Crónica do Dia – AQUELE HOMEM ERA VISIONÁRIO

Por Kant de Voronha

Moçambique faz, hoje, memória do grande homem filho desta terra, Samora Moisés Machel. O primeiro Presidente de Moçambique morreu no dia 19 de Outubro de 1986 quando o avião que o transportava despenhou em Mbuzini.

Depois de assumir as rédeas do país, Samora implantou um sistema de governação que fazia gemer. As pessoas temiam. A minha avó contava-me sempre que Samora era homem de gema. Mesmo quando falasse pela rádio a sua voz fazia sentir a presença de um sonhador, de um comprometido.

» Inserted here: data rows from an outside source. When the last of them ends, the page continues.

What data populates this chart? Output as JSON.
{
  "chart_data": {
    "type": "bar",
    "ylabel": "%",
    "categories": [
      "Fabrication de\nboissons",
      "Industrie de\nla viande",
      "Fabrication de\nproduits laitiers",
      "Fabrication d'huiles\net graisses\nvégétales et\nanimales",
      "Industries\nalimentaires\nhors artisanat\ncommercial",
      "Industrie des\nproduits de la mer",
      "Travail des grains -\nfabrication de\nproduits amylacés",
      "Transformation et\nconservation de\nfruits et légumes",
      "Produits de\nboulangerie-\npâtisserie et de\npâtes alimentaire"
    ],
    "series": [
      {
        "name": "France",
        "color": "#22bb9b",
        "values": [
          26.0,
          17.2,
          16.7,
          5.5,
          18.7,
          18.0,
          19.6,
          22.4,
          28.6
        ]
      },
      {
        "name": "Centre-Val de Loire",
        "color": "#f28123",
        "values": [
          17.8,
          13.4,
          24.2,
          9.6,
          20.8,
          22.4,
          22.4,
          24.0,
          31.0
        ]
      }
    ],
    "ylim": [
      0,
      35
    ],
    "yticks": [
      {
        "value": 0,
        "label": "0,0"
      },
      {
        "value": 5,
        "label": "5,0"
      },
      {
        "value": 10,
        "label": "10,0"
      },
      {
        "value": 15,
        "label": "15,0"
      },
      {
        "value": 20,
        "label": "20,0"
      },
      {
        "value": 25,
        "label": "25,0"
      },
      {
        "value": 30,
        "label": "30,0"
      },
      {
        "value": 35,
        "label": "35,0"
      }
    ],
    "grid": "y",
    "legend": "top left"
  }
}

Por causa da sua dureza, era muito chorado. Como dizem os outros, era pedra no sapato. Mas afinal isso ajudava pôr na linha muitas coisas.

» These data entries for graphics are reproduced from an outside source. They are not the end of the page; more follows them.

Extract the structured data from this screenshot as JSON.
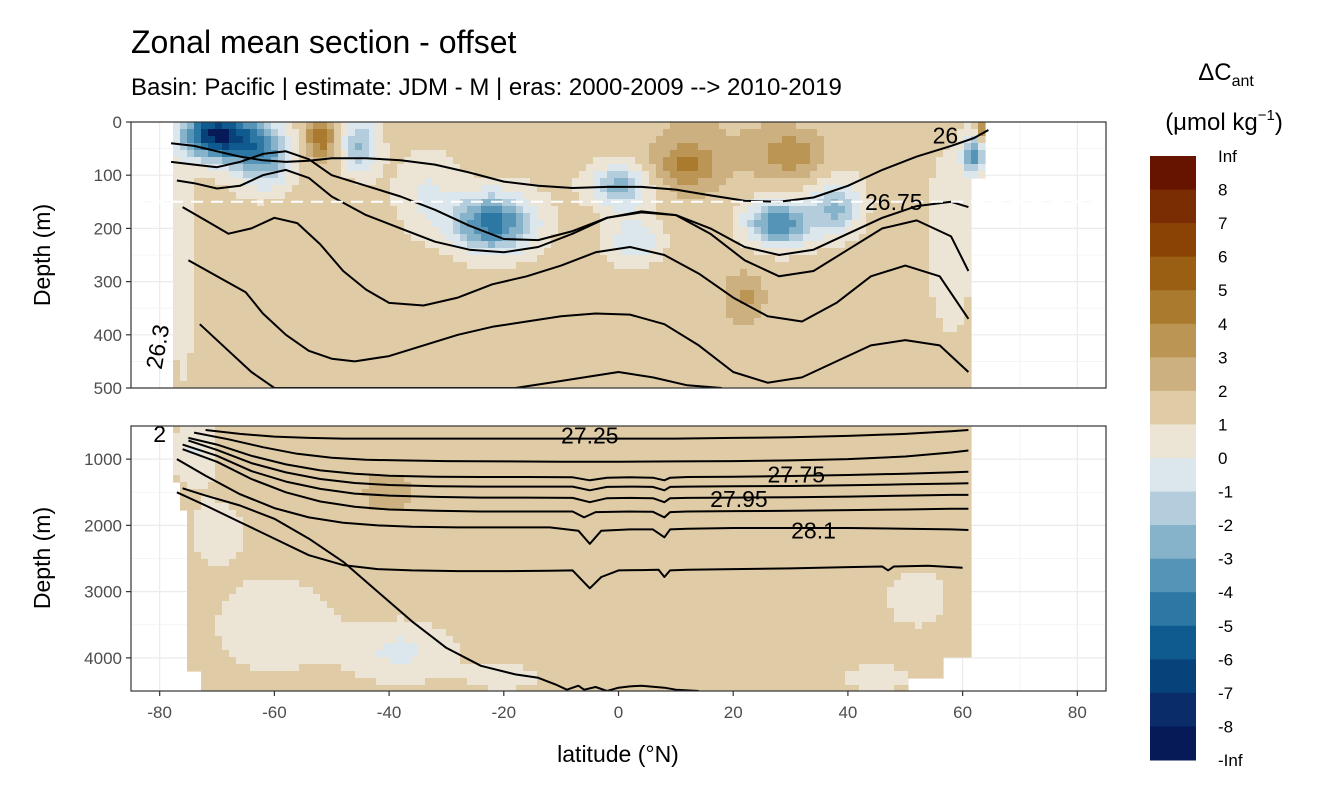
{
  "title": "Zonal mean section - offset",
  "subtitle": "Basin: Pacific | estimate: JDM - M | eras: 2000-2009 --> 2010-2019",
  "chart_data": {
    "type": "heatmap",
    "title": "Zonal mean section - offset",
    "subtitle": "Basin: Pacific | estimate: JDM - M | eras: 2000-2009 --> 2010-2019",
    "xlabel": "latitude (°N)",
    "xlim": [
      -85,
      85
    ],
    "x_ticks": [
      "-80",
      "-60",
      "-40",
      "-20",
      "0",
      "20",
      "40",
      "60",
      "80"
    ],
    "panels": [
      {
        "name": "upper",
        "ylabel": "Depth (m)",
        "ylim": [
          500,
          0
        ],
        "y_ticks": [
          "0",
          "100",
          "200",
          "300",
          "400",
          "500"
        ],
        "reference_line_depth": 150,
        "contour_labels": [
          {
            "text": "26",
            "lat": 57,
            "depth": 25
          },
          {
            "text": "26.75",
            "lat": 48,
            "depth": 150
          },
          {
            "text": "26.3",
            "lat": -79,
            "depth": 410
          }
        ],
        "isopycnals": [
          {
            "lat": [
              -78,
              -74,
              -70,
              -66,
              -62,
              -58,
              -54,
              -50,
              -44,
              -38,
              -32,
              -26,
              -20,
              -14,
              -8,
              -2,
              4,
              10,
              16,
              22,
              28,
              34,
              40,
              46,
              52,
              58,
              62,
              64.5
            ],
            "depth": [
              40,
              45,
              55,
              65,
              72,
              75,
              73,
              68,
              68,
              72,
              80,
              95,
              112,
              120,
              124,
              122,
              122,
              127,
              138,
              148,
              150,
              142,
              120,
              90,
              65,
              45,
              30,
              15
            ]
          },
          {
            "lat": [
              -78,
              -74,
              -70,
              -66,
              -62,
              -58,
              -54,
              -50,
              -44,
              -38,
              -32,
              -26,
              -20,
              -14,
              -8,
              -2,
              4,
              10,
              16,
              22,
              28,
              34,
              40,
              46,
              52,
              58,
              61
            ],
            "depth": [
              75,
              80,
              85,
              75,
              60,
              55,
              70,
              100,
              120,
              140,
              165,
              195,
              220,
              222,
              205,
              180,
              170,
              175,
              200,
              235,
              250,
              240,
              210,
              180,
              158,
              150,
              160
            ]
          },
          {
            "lat": [
              -77,
              -74,
              -70,
              -66,
              -62,
              -58,
              -54,
              -50,
              -44,
              -38,
              -32,
              -26,
              -20,
              -14,
              -8,
              -2,
              4,
              10,
              16,
              22,
              28,
              34,
              40,
              46,
              52,
              58,
              61
            ],
            "depth": [
              110,
              115,
              125,
              120,
              100,
              90,
              105,
              140,
              175,
              200,
              225,
              240,
              245,
              235,
              210,
              180,
              168,
              175,
              210,
              260,
              290,
              280,
              240,
              200,
              185,
              215,
              280
            ]
          },
          {
            "lat": [
              -76,
              -72,
              -68,
              -64,
              -60,
              -56,
              -52,
              -48,
              -44,
              -40,
              -34,
              -28,
              -22,
              -16,
              -10,
              -4,
              2,
              8,
              14,
              20,
              26,
              32,
              38,
              44,
              50,
              56,
              61
            ],
            "depth": [
              160,
              185,
              210,
              200,
              180,
              190,
              230,
              280,
              315,
              340,
              345,
              330,
              305,
              290,
              270,
              245,
              235,
              250,
              285,
              330,
              365,
              375,
              340,
              290,
              270,
              290,
              370
            ]
          },
          {
            "lat": [
              -75,
              -70,
              -65,
              -62,
              -58,
              -54,
              -50,
              -46,
              -40,
              -34,
              -28,
              -22,
              -16,
              -10,
              -4,
              2,
              8,
              14,
              20,
              26,
              32,
              38,
              44,
              50,
              56,
              61
            ],
            "depth": [
              260,
              290,
              320,
              360,
              400,
              430,
              445,
              450,
              440,
              420,
              400,
              385,
              375,
              365,
              360,
              362,
              380,
              420,
              470,
              490,
              480,
              450,
              420,
              410,
              420,
              470
            ]
          },
          {
            "lat": [
              -73,
              -68,
              -64,
              -60,
              -58,
              -56,
              -54,
              -52,
              -50,
              -48,
              -46,
              -42,
              -36,
              -30,
              -24,
              -18,
              -12,
              -6,
              0,
              6,
              12,
              18
            ],
            "depth": [
              380,
              430,
              470,
              500,
              500,
              500,
              500,
              500,
              500,
              500,
              500,
              500,
              500,
              500,
              500,
              500,
              490,
              480,
              470,
              480,
              495,
              500
            ]
          }
        ]
      },
      {
        "name": "lower",
        "ylabel": "Depth (m)",
        "ylim": [
          4500,
          500
        ],
        "y_ticks": [
          "1000",
          "2000",
          "3000",
          "4000"
        ],
        "contour_labels": [
          {
            "text": "27.25",
            "lat": -5,
            "depth": 640
          },
          {
            "text": "27.75",
            "lat": 31,
            "depth": 1230
          },
          {
            "text": "27.95",
            "lat": 21,
            "depth": 1600
          },
          {
            "text": "28.1",
            "lat": 34,
            "depth": 2080
          },
          {
            "text": "2",
            "lat": -80,
            "depth": 620
          }
        ],
        "isopycnals": [
          {
            "lat": [
              -72,
              -66,
              -60,
              -54,
              -48,
              -40,
              -30,
              -20,
              -10,
              0,
              10,
              20,
              30,
              40,
              50,
              58,
              61
            ],
            "depth": [
              560,
              620,
              660,
              680,
              690,
              690,
              690,
              690,
              690,
              690,
              690,
              680,
              670,
              650,
              620,
              580,
              560
            ]
          },
          {
            "lat": [
              -74,
              -68,
              -62,
              -56,
              -50,
              -44,
              -38,
              -30,
              -20,
              -10,
              0,
              10,
              20,
              30,
              40,
              50,
              58,
              61
            ],
            "depth": [
              600,
              700,
              820,
              920,
              980,
              1010,
              1020,
              1030,
              1035,
              1040,
              1040,
              1035,
              1030,
              1020,
              1000,
              960,
              900,
              870
            ]
          },
          {
            "lat": [
              -75,
              -70,
              -64,
              -58,
              -52,
              -46,
              -40,
              -32,
              -24,
              -16,
              -8,
              -5,
              -2,
              2,
              6,
              8,
              9,
              12,
              20,
              30,
              40,
              50,
              58,
              61
            ],
            "depth": [
              680,
              780,
              950,
              1080,
              1170,
              1220,
              1250,
              1265,
              1270,
              1270,
              1275,
              1320,
              1280,
              1275,
              1280,
              1320,
              1280,
              1270,
              1265,
              1255,
              1240,
              1220,
              1200,
              1190
            ]
          },
          {
            "lat": [
              -75,
              -70,
              -64,
              -58,
              -52,
              -46,
              -40,
              -32,
              -24,
              -16,
              -8,
              -5,
              -2,
              2,
              6,
              8,
              9,
              12,
              20,
              30,
              40,
              50,
              58,
              61
            ],
            "depth": [
              720,
              860,
              1060,
              1200,
              1300,
              1360,
              1390,
              1410,
              1415,
              1415,
              1415,
              1470,
              1420,
              1415,
              1420,
              1470,
              1420,
              1415,
              1410,
              1405,
              1395,
              1380,
              1370,
              1365
            ]
          },
          {
            "lat": [
              -76,
              -70,
              -64,
              -58,
              -52,
              -46,
              -40,
              -32,
              -24,
              -16,
              -8,
              -5,
              -2,
              2,
              6,
              8,
              9,
              12,
              20,
              30,
              40,
              50,
              58,
              61
            ],
            "depth": [
              780,
              950,
              1180,
              1340,
              1450,
              1520,
              1550,
              1570,
              1580,
              1580,
              1585,
              1650,
              1590,
              1585,
              1590,
              1650,
              1590,
              1585,
              1580,
              1575,
              1565,
              1550,
              1540,
              1540
            ]
          },
          {
            "lat": [
              -76,
              -70,
              -64,
              -58,
              -52,
              -46,
              -40,
              -32,
              -24,
              -16,
              -8,
              -6,
              -4,
              2,
              6,
              8,
              9,
              12,
              20,
              30,
              40,
              50,
              58,
              61
            ],
            "depth": [
              850,
              1040,
              1300,
              1500,
              1640,
              1720,
              1760,
              1780,
              1790,
              1790,
              1790,
              1880,
              1800,
              1790,
              1795,
              1880,
              1800,
              1790,
              1785,
              1780,
              1770,
              1760,
              1750,
              1750
            ]
          },
          {
            "lat": [
              -77,
              -72,
              -66,
              -60,
              -54,
              -48,
              -42,
              -36,
              -28,
              -20,
              -12,
              -7,
              -5,
              -3,
              2,
              6,
              8,
              9,
              12,
              20,
              30,
              40,
              50,
              58,
              61
            ],
            "depth": [
              1000,
              1250,
              1530,
              1740,
              1880,
              1960,
              2000,
              2020,
              2030,
              2030,
              2030,
              2080,
              2280,
              2080,
              2060,
              2060,
              2180,
              2060,
              2050,
              2040,
              2040,
              2040,
              2050,
              2060,
              2070
            ]
          },
          {
            "lat": [
              -77,
              -72,
              -66,
              -60,
              -54,
              -48,
              -42,
              -36,
              -28,
              -20,
              -12,
              -8,
              -5,
              -3,
              0,
              4,
              7,
              8,
              9,
              12,
              20,
              30,
              40,
              46,
              47,
              48,
              54,
              60
            ],
            "depth": [
              1500,
              1700,
              1950,
              2200,
              2450,
              2600,
              2660,
              2680,
              2690,
              2690,
              2685,
              2680,
              2950,
              2780,
              2680,
              2675,
              2670,
              2780,
              2680,
              2670,
              2660,
              2650,
              2630,
              2620,
              2680,
              2620,
              2610,
              2640
            ]
          },
          {
            "lat": [
              -76,
              -72,
              -66,
              -60,
              -54,
              -48,
              -42,
              -36,
              -30,
              -24,
              -18,
              -14,
              -11,
              -9,
              -7,
              -6,
              -4,
              -2,
              0,
              2,
              4,
              8,
              10,
              14
            ],
            "depth": [
              1440,
              1550,
              1700,
              1900,
              2200,
              2550,
              3000,
              3450,
              3850,
              4120,
              4250,
              4300,
              4400,
              4480,
              4420,
              4480,
              4440,
              4500,
              4450,
              4430,
              4420,
              4450,
              4480,
              4500
            ]
          }
        ]
      }
    ],
    "legend": {
      "title": "ΔCant",
      "title_main": "ΔC",
      "title_sub": "ant",
      "units": "(μmol kg⁻¹)",
      "units_main": "(μmol kg",
      "units_sup": "−1",
      "units_close": ")",
      "labels": [
        "Inf",
        "8",
        "7",
        "6",
        "5",
        "4",
        "3",
        "2",
        "1",
        "0",
        "-1",
        "-2",
        "-3",
        "-4",
        "-5",
        "-6",
        "-7",
        "-8",
        "-Inf"
      ],
      "colors": [
        "#661400",
        "#7a2d02",
        "#8b4305",
        "#9a5f12",
        "#aa7b2e",
        "#bb9554",
        "#cdb07f",
        "#dfcba6",
        "#ece5d6",
        "#dbe7ec",
        "#b3cddd",
        "#86b2ca",
        "#5594b6",
        "#2c77a3",
        "#0f5b90",
        "#07427a",
        "#0a2d69",
        "#051a56"
      ]
    }
  }
}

Samora sonhava em construir um país onde todos fossem capazes de viver com dignidade. Por isso dizia: “O dever de cada um de nós é dar tudo ao povo, sermos os últimos quando se trata de benefícios, primeiros quando se trata de sacrifícios. Isso é que é servir o povo. Ouviram?”

Esta visão perspicaz nem sempre foi bem acolhida naltura dos factos. E sem hesitar apelava: “Não podemos construir a felicidade e o bem-estar do povo com malandros e criminosos”.

Um homem apostado na formação dos cidadãos, ele quis que a escola fosse uma base para o povo tomar o poder. Porém, a ganância do ser humano faz com que o sistema de educação multiplique analfabetos e pessoas incapazes de criticar as suas acções. Aliás, consciente desta realidade, Samora dizia: “O poder e as facilidades que rodeiam os governantes podem corromper facilmente o homem mais firme. Por isso queremos que vivam modestamente e com o povo. Não façam da tarefa recebida um privilégio ou um meio de acumular bens ou distribuir favores”.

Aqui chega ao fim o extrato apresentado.